M. Aphatie, vous êtes dans la cité des médias, comme d’ailleurs ces politiciens de droite qui ont fait preuve d’une dénégation de réalité et d’interprétation (la gauche n’aurait sans doute pas fait mieux en pareille situation). Les uns invoquant l’abstention, les autres les significations locales, les bons mots des sondeurs et leurs directeurs délivrant les oracles. Il y a ceux qui votent par confiance envers une équipe municipale, par conviction idéologique, par habitude, et ceux qui sont hésitant et font basculer un scrutin. Ils sont les baromètres de la vie politique, représentent entre 10 et 25 % des électeurs et ce sont eux qui traduisent le sens des grandes tendances et en l’occurrence en 2008, la défiance des Français non pas vis-à-vis de Sarkozy, mais de la politique de droite. Certes, Sarkozy a été ostentatoire dans son exposition médiatique, mais ce n’est pas sur ce critère que l’UMP a reçu une cuisante défaite. Mais sur du vécu, de la difficulté à exister, à vivre, à voir un avenir, à joindre les deux bouts, à espérer, à prendre racine dans un mouvement historique et capter une confiance dans des gouvernements successifs depuis 2002.
L’autre soir sur Canal, Martine Aubry vous a rappelé quelques fondamentaux sur la vie des gens, après que vous l’avez titillée sur la gestion du PS, sur qui sera à la tête, Bertrand, Ségolène... comme si c’était une préoccupation essentielle des Français. Vous avez été recadré par cette Lilloise au tempérament froidement chaleureux. Décidément, je vous tiens pour sincère, mais je vous sens comme l’instrument d’un processus qui vous dépasse.
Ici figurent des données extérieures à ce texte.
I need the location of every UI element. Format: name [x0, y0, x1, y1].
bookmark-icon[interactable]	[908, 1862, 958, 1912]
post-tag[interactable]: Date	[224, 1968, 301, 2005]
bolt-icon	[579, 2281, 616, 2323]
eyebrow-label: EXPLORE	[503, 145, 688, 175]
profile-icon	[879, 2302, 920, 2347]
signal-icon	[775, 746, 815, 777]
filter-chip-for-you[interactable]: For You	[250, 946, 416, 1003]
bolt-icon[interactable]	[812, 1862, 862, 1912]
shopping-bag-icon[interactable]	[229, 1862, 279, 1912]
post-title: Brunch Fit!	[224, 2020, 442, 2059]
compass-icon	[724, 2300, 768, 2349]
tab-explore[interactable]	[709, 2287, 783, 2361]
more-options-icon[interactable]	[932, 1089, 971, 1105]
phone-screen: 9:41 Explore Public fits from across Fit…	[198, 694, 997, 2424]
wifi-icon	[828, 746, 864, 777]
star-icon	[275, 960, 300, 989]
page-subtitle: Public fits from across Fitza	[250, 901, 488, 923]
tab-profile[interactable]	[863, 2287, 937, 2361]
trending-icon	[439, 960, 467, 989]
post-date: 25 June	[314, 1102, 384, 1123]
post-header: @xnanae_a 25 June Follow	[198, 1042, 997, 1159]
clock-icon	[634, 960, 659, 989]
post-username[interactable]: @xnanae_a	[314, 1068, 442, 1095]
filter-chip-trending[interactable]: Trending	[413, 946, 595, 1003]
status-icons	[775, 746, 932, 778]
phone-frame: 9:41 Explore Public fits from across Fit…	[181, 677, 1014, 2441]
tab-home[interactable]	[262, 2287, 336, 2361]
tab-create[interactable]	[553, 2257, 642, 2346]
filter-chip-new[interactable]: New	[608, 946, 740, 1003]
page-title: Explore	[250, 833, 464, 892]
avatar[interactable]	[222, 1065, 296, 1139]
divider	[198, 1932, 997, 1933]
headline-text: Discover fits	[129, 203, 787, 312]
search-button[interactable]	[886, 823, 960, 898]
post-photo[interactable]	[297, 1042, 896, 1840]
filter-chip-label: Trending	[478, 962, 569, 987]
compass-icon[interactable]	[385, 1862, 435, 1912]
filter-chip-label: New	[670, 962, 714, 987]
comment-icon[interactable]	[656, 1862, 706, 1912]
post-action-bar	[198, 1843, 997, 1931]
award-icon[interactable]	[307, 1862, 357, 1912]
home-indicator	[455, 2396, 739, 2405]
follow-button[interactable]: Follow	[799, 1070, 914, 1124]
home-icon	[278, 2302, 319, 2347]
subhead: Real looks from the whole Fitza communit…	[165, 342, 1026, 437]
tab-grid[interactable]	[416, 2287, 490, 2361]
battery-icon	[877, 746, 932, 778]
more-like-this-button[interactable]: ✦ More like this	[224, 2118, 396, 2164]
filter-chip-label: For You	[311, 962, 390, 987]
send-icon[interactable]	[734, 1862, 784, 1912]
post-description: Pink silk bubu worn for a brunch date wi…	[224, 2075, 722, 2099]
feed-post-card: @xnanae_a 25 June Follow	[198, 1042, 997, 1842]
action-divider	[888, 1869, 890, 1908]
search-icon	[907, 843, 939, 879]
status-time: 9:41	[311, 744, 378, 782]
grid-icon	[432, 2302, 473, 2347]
Une improbable ruse comme dirait Hegel. Vous contournez le sens des élections. Tel un arbitre briefé par quelque idée préconçue, vous dépossédez les Français du message, du produit essentiel et alchimique de la démocratie, la représentation et son sens. Vous n’avez pas vu quelques tacles populaires ni sifflés les hors-jeu de position de la droite. Mais parfois, vous rectifiez le tir en ciblant les failles politiciennes car vous n’êtes pas un si mauvais arbitre quand vous le voulez.